Like yesterday, I went to drop off our rent and when I handed our check to the leasing agent I got the question.  "So, how is the baby?"  Wince.  Pause. Sigh.  And then I have to tell her that he died almost two months ago.  And her eyes mist up, she apologizes, I feel bad for making her sad and I end up comforting her.  It is the same every time.  Last week I needed to go to the bank but I did not want to go inside and have to make small talk and end up telling them "the news".  So I went through the drive through.  I was sure I would be safe there.  The lovely teller in the window smiles and asks if the baby is in the back seat, could I roll down the window so she could see him?  Wince. Pause. Sigh.  I tell her and she openly cries. And I comfort her.  Ugh.  It was only 8:30 AM.  I had a whole day ahead of me.

Today I ran into a friend whom I hadn't seen in a while, months actually.  She is a nurse at the same hospital where Jack lived the last month of his life.  She didn't see us while we were there but I was able to talk with her and tell her how much we miss our "friends" at the hospital.  We grew so close to the doctors, nurses and therapists that we spent those 31 days with.  They were with us through the most intense period of our lives and they loved our baby boy openly.  I miss them.  She encouraged me to go back and visit them.  There is no way.  Not at this point. I don't even like driving through the city and having to pass the hospital on the side of the tollway.  It hurts too much.  Maybe someday.  Maybe.  I told my friend how I was really doing today.  I talked about Jack's last week.  And I wept.

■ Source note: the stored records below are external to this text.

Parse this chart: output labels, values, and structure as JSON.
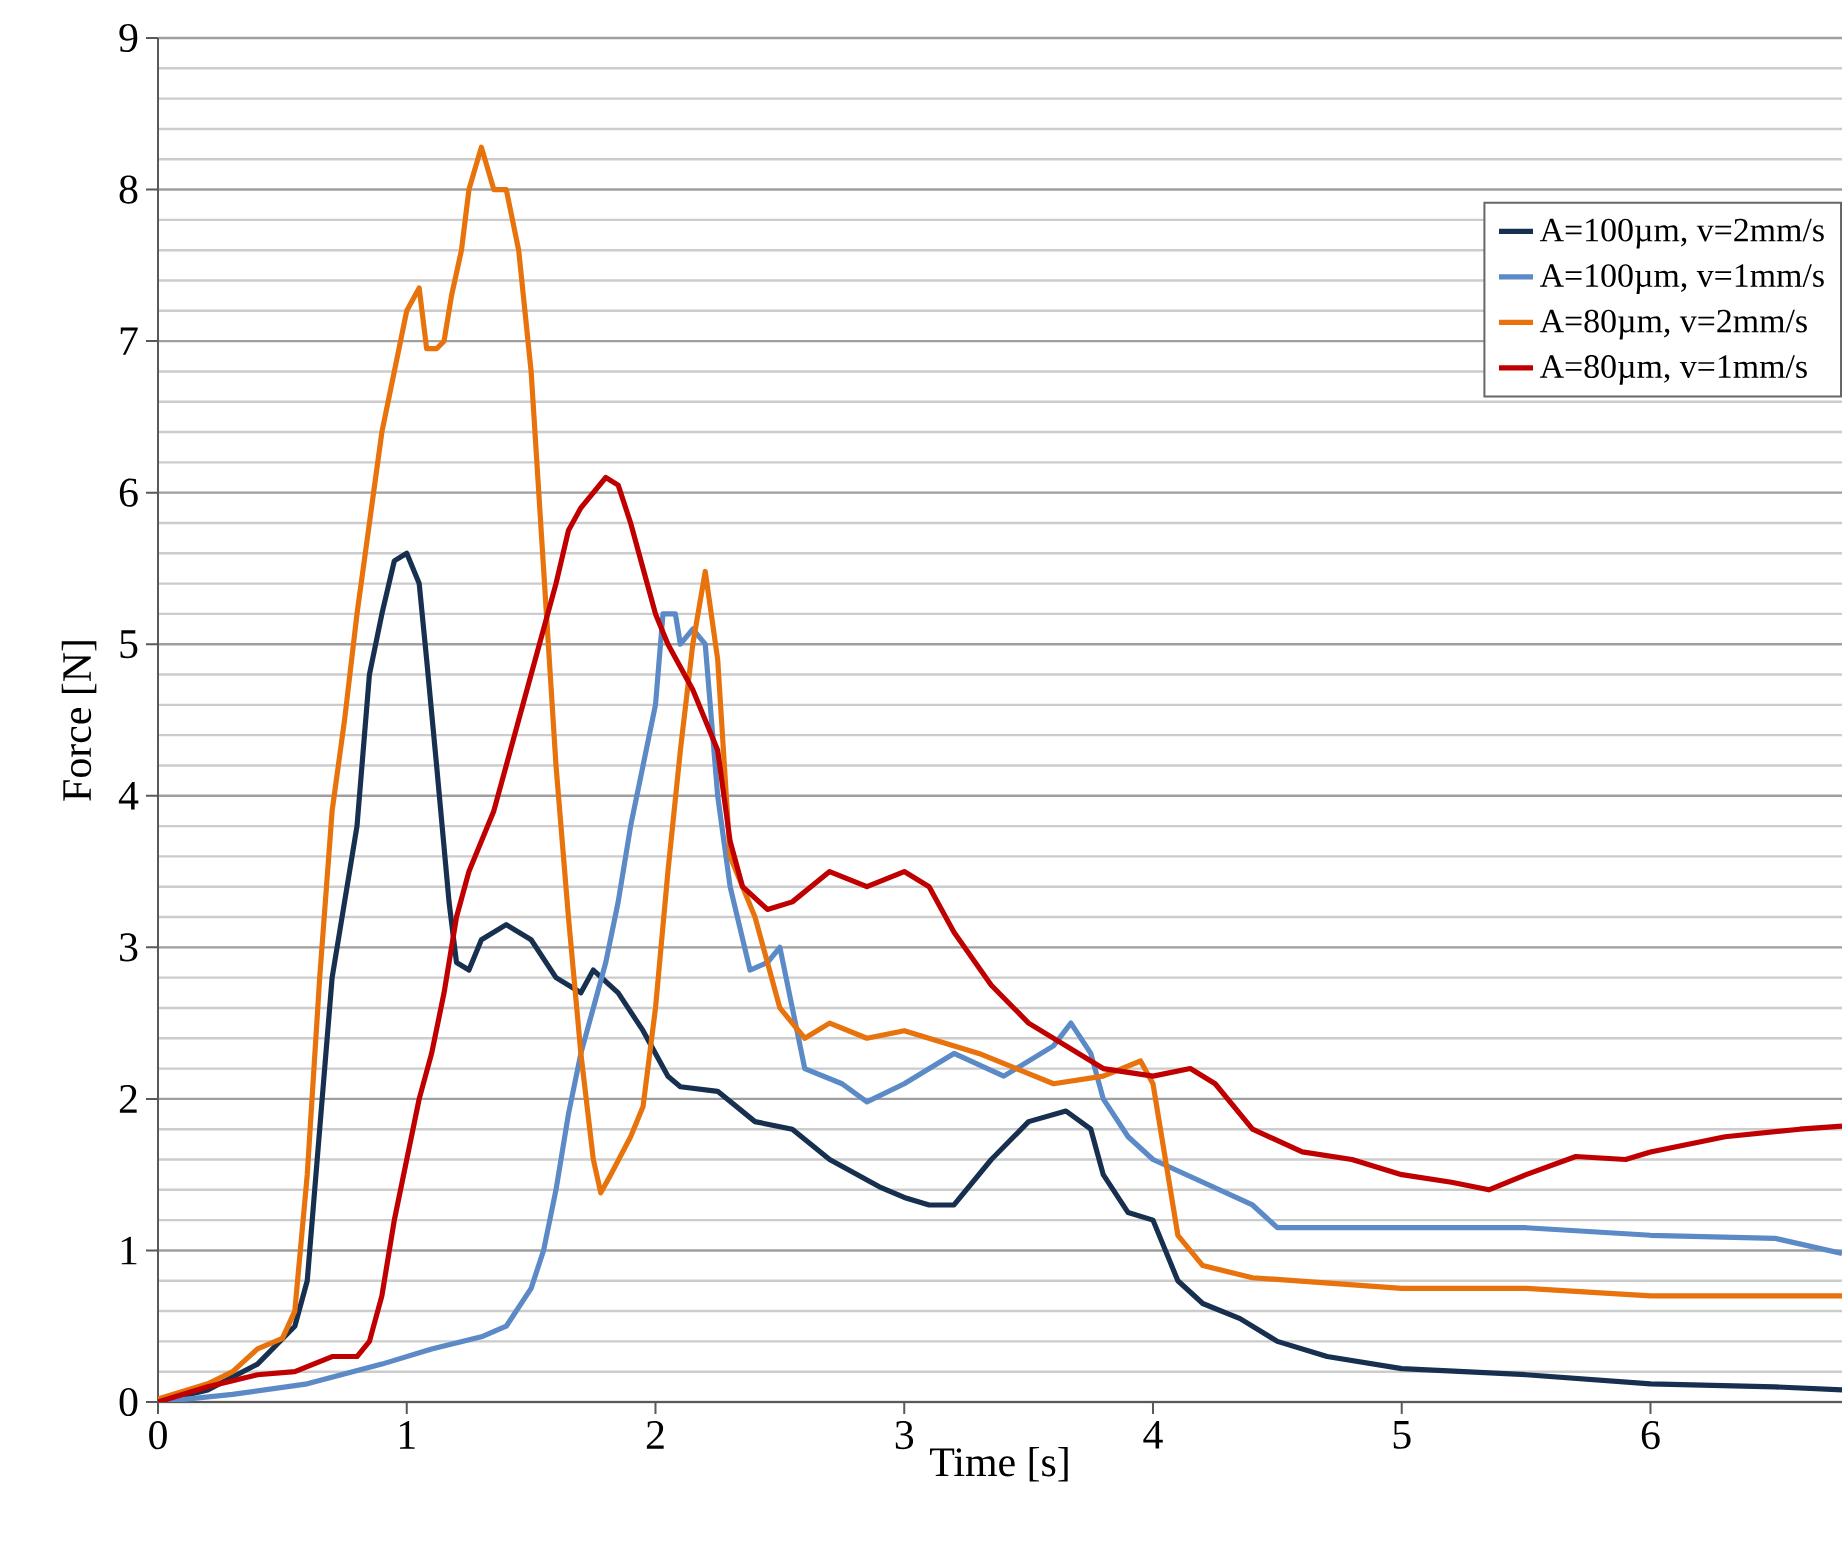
{
  "chart_data": {
    "type": "line",
    "xlabel": "Time [s]",
    "ylabel": "Force [N]",
    "xlim": [
      0,
      6.77
    ],
    "ylim": [
      0,
      9
    ],
    "xticks": [
      0,
      1,
      2,
      3,
      4,
      5,
      6
    ],
    "yticks": [
      0,
      1,
      2,
      3,
      4,
      5,
      6,
      7,
      8,
      9
    ],
    "grid": "y",
    "legend": "top right",
    "marker": "none",
    "line_style": "solid",
    "series": [
      {
        "name": "A=100µm, v=2mm/s",
        "color": "#17304f",
        "x": [
          0,
          0.2,
          0.4,
          0.55,
          0.6,
          0.65,
          0.7,
          0.75,
          0.8,
          0.85,
          0.9,
          0.95,
          1.0,
          1.05,
          1.08,
          1.12,
          1.17,
          1.2,
          1.25,
          1.3,
          1.4,
          1.5,
          1.6,
          1.7,
          1.75,
          1.85,
          1.95,
          2.05,
          2.1,
          2.25,
          2.4,
          2.55,
          2.7,
          2.9,
          3.0,
          3.1,
          3.2,
          3.35,
          3.5,
          3.65,
          3.75,
          3.8,
          3.9,
          4.0,
          4.1,
          4.2,
          4.35,
          4.5,
          4.7,
          5.0,
          5.5,
          6.0,
          6.5,
          6.77
        ],
        "values": [
          0,
          0.08,
          0.25,
          0.5,
          0.8,
          1.8,
          2.8,
          3.3,
          3.8,
          4.8,
          5.2,
          5.55,
          5.6,
          5.4,
          4.9,
          4.2,
          3.3,
          2.9,
          2.85,
          3.05,
          3.15,
          3.05,
          2.8,
          2.7,
          2.85,
          2.7,
          2.45,
          2.15,
          2.08,
          2.05,
          1.85,
          1.8,
          1.6,
          1.42,
          1.35,
          1.3,
          1.3,
          1.6,
          1.85,
          1.92,
          1.8,
          1.5,
          1.25,
          1.2,
          0.8,
          0.65,
          0.55,
          0.4,
          0.3,
          0.22,
          0.18,
          0.12,
          0.1,
          0.08
        ]
      },
      {
        "name": "A=100µm, v=1mm/s",
        "color": "#5b8ac6",
        "x": [
          0,
          0.3,
          0.6,
          0.9,
          1.1,
          1.3,
          1.4,
          1.5,
          1.55,
          1.6,
          1.65,
          1.7,
          1.75,
          1.8,
          1.85,
          1.9,
          1.95,
          2.0,
          2.03,
          2.08,
          2.1,
          2.15,
          2.2,
          2.25,
          2.3,
          2.38,
          2.45,
          2.5,
          2.55,
          2.6,
          2.75,
          2.85,
          3.0,
          3.2,
          3.4,
          3.5,
          3.6,
          3.67,
          3.75,
          3.8,
          3.9,
          4.0,
          4.2,
          4.4,
          4.5,
          5.0,
          5.5,
          6.0,
          6.5,
          6.77
        ],
        "values": [
          0,
          0.05,
          0.12,
          0.25,
          0.35,
          0.43,
          0.5,
          0.75,
          1.0,
          1.4,
          1.9,
          2.3,
          2.6,
          2.9,
          3.3,
          3.8,
          4.2,
          4.6,
          5.2,
          5.2,
          5.0,
          5.1,
          5.0,
          4.0,
          3.4,
          2.85,
          2.9,
          3.0,
          2.6,
          2.2,
          2.1,
          1.98,
          2.1,
          2.3,
          2.15,
          2.25,
          2.35,
          2.5,
          2.3,
          2.0,
          1.75,
          1.6,
          1.45,
          1.3,
          1.15,
          1.15,
          1.15,
          1.1,
          1.08,
          0.98
        ]
      },
      {
        "name": "A=80µm, v=2mm/s",
        "color": "#e8720c",
        "x": [
          0,
          0.1,
          0.2,
          0.3,
          0.4,
          0.5,
          0.55,
          0.6,
          0.65,
          0.7,
          0.75,
          0.8,
          0.85,
          0.9,
          0.95,
          1.0,
          1.05,
          1.08,
          1.12,
          1.15,
          1.18,
          1.22,
          1.25,
          1.3,
          1.35,
          1.4,
          1.45,
          1.5,
          1.55,
          1.6,
          1.65,
          1.7,
          1.75,
          1.78,
          1.82,
          1.9,
          1.95,
          2.0,
          2.05,
          2.1,
          2.15,
          2.2,
          2.25,
          2.3,
          2.4,
          2.5,
          2.6,
          2.7,
          2.85,
          3.0,
          3.1,
          3.3,
          3.45,
          3.6,
          3.8,
          3.95,
          4.0,
          4.05,
          4.1,
          4.2,
          4.4,
          5.0,
          5.5,
          6.0,
          6.5,
          6.77
        ],
        "values": [
          0.02,
          0.07,
          0.12,
          0.2,
          0.35,
          0.42,
          0.6,
          1.5,
          2.8,
          3.9,
          4.5,
          5.2,
          5.8,
          6.4,
          6.8,
          7.2,
          7.35,
          6.95,
          6.95,
          7.0,
          7.3,
          7.6,
          8.0,
          8.28,
          8.0,
          8.0,
          7.6,
          6.8,
          5.5,
          4.2,
          3.2,
          2.3,
          1.6,
          1.38,
          1.5,
          1.75,
          1.95,
          2.6,
          3.5,
          4.3,
          5.0,
          5.48,
          4.9,
          3.6,
          3.2,
          2.6,
          2.4,
          2.5,
          2.4,
          2.45,
          2.4,
          2.3,
          2.2,
          2.1,
          2.15,
          2.25,
          2.1,
          1.6,
          1.1,
          0.9,
          0.82,
          0.75,
          0.75,
          0.7,
          0.7,
          0.7
        ]
      },
      {
        "name": "A=80µm, v=1mm/s",
        "color": "#c00000",
        "x": [
          0,
          0.2,
          0.4,
          0.55,
          0.7,
          0.8,
          0.85,
          0.9,
          0.95,
          1.0,
          1.05,
          1.1,
          1.15,
          1.2,
          1.25,
          1.3,
          1.35,
          1.4,
          1.5,
          1.6,
          1.65,
          1.7,
          1.8,
          1.85,
          1.9,
          1.95,
          2.0,
          2.05,
          2.15,
          2.25,
          2.3,
          2.35,
          2.45,
          2.55,
          2.7,
          2.85,
          3.0,
          3.1,
          3.2,
          3.35,
          3.5,
          3.65,
          3.8,
          4.0,
          4.15,
          4.25,
          4.4,
          4.6,
          4.8,
          5.0,
          5.2,
          5.35,
          5.5,
          5.7,
          5.9,
          6.0,
          6.3,
          6.6,
          6.77
        ],
        "values": [
          0,
          0.1,
          0.18,
          0.2,
          0.3,
          0.3,
          0.4,
          0.7,
          1.2,
          1.6,
          2.0,
          2.3,
          2.7,
          3.2,
          3.5,
          3.7,
          3.9,
          4.2,
          4.8,
          5.4,
          5.75,
          5.9,
          6.1,
          6.05,
          5.8,
          5.5,
          5.2,
          5.0,
          4.7,
          4.3,
          3.7,
          3.4,
          3.25,
          3.3,
          3.5,
          3.4,
          3.5,
          3.4,
          3.1,
          2.75,
          2.5,
          2.35,
          2.2,
          2.15,
          2.2,
          2.1,
          1.8,
          1.65,
          1.6,
          1.5,
          1.45,
          1.4,
          1.5,
          1.62,
          1.6,
          1.65,
          1.75,
          1.8,
          1.82
        ]
      }
    ]
  }
}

I went back home and threw myself into my work.  I did everything I could to focus and get through my tasks one at a time.  Grief makes it difficult to concentrate.  I have to be really disciplined to focus on each task and to see projects through.  All the while I am very aware of the weight on my heart and the stomach ache.  I was so sad today it actually made my stomach ache.  I didn't even know that was possible.

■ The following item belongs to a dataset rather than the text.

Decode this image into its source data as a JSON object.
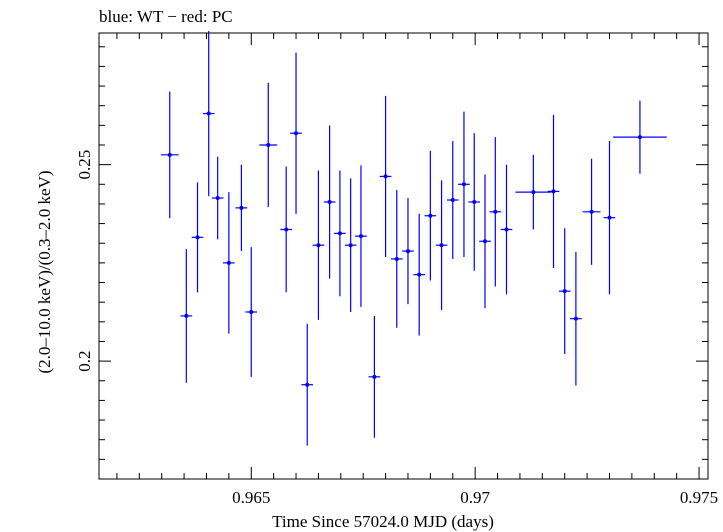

This afternoon, I went to my general practitioner for a make up visit.  I had missed my check up back in mid-September.  We were in the hospital.  It was my first time talking to her and she asked me how I was doing.  I told her. I told her how deeply sad I feel and how it affects me physically.  I told her why, what happened, and how my worst fear came to life.  I told the truth.

She sent me for a routine lab workup and when I got to the lab, I was recognized again.  The phlebotomist asked how I was doing today.  I told her that I had had a hard day.  She looked at me sympathetically and had me sit down in the chair for the blood draw.  As she was wrapping the blue bungee around my arm to produce a vein, she asked "How old is your baby now?  Little boy, right?"  Wince.  Sigh.  Pause.  Break the news.  She dropped the bungee, started to cry and held me.  I lost all control and started to weep.  She held me for a while and I was glad for the hug.

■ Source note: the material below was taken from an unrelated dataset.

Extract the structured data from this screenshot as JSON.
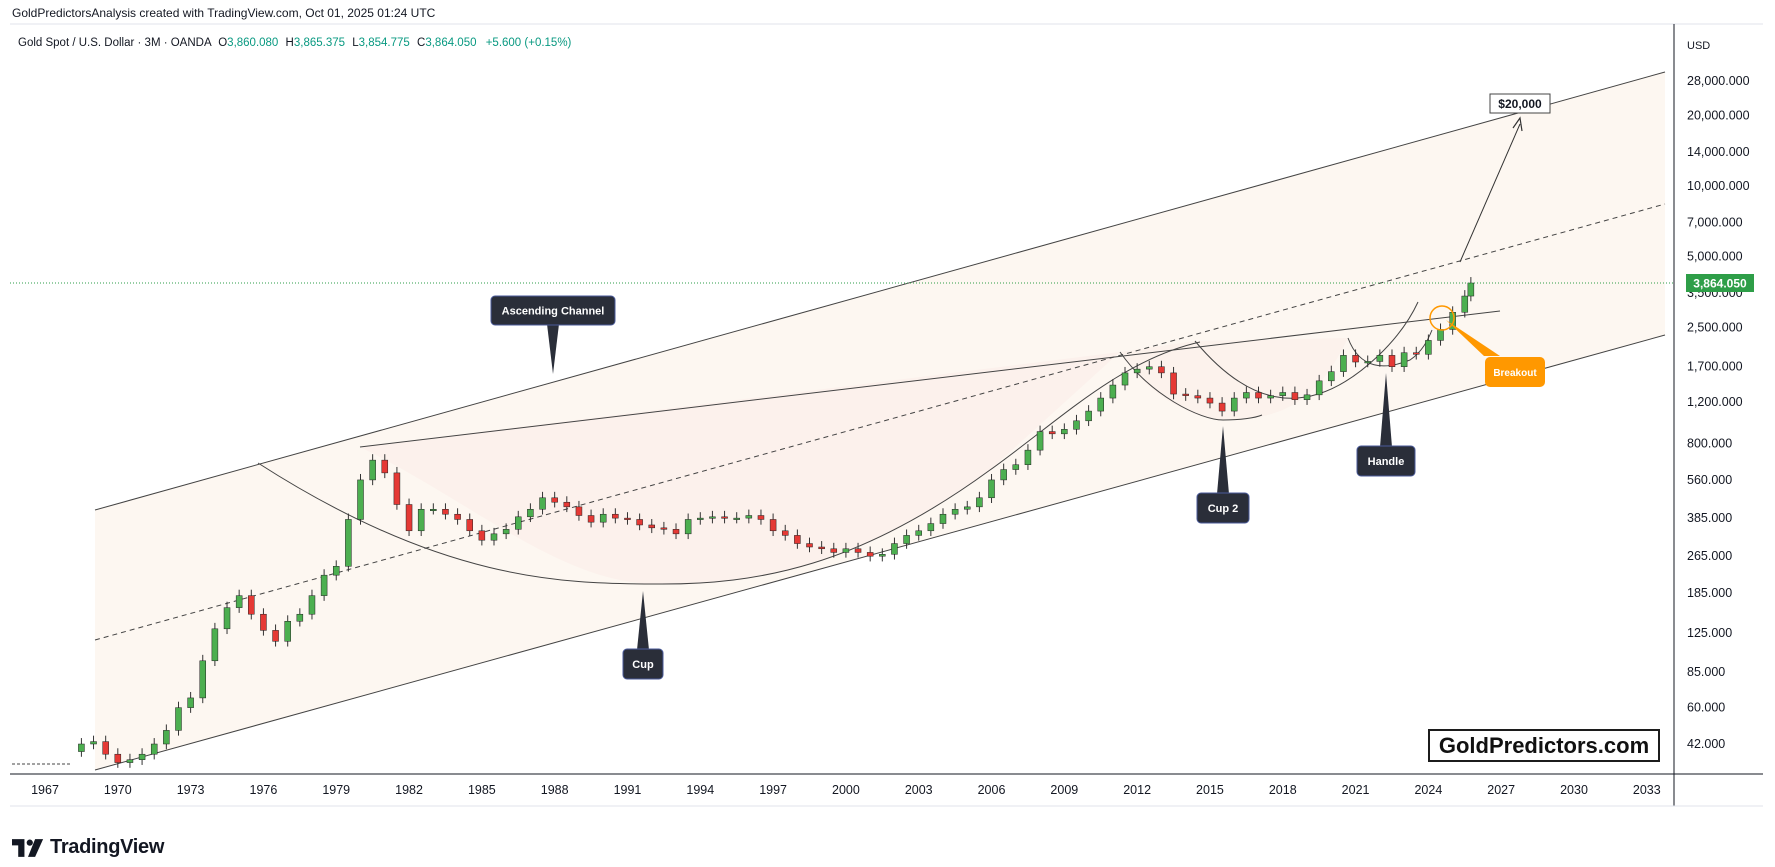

I honestly feel like this terrible rain cloud that brings sadness wherever I go.  I make people cry.  I end up comforting them.  Then I go home and cry.  It stinks.  That is probably why I would rather just stay home in my Christmas pajama pants and watch Touched by an Angel with my husband every night.  I love that show.  Every night, someone is going through a hard time, the angels are at work in their life right under their nose.  Then the angel reveals herself and tells the main character how much God loves them.  Their life is changed, everyone is happy and that is that.  

I haven't noticed Della Reese hanging around me yet but every day I am looking for her.  Until I see her, I suppose I just have to keep walking though this grief.  I have to keep feeling my feelings and being honest with people about how I am doing.  And I am going to keep telling God the truth and looking for His response in His Word.  But honestly?  This sinks.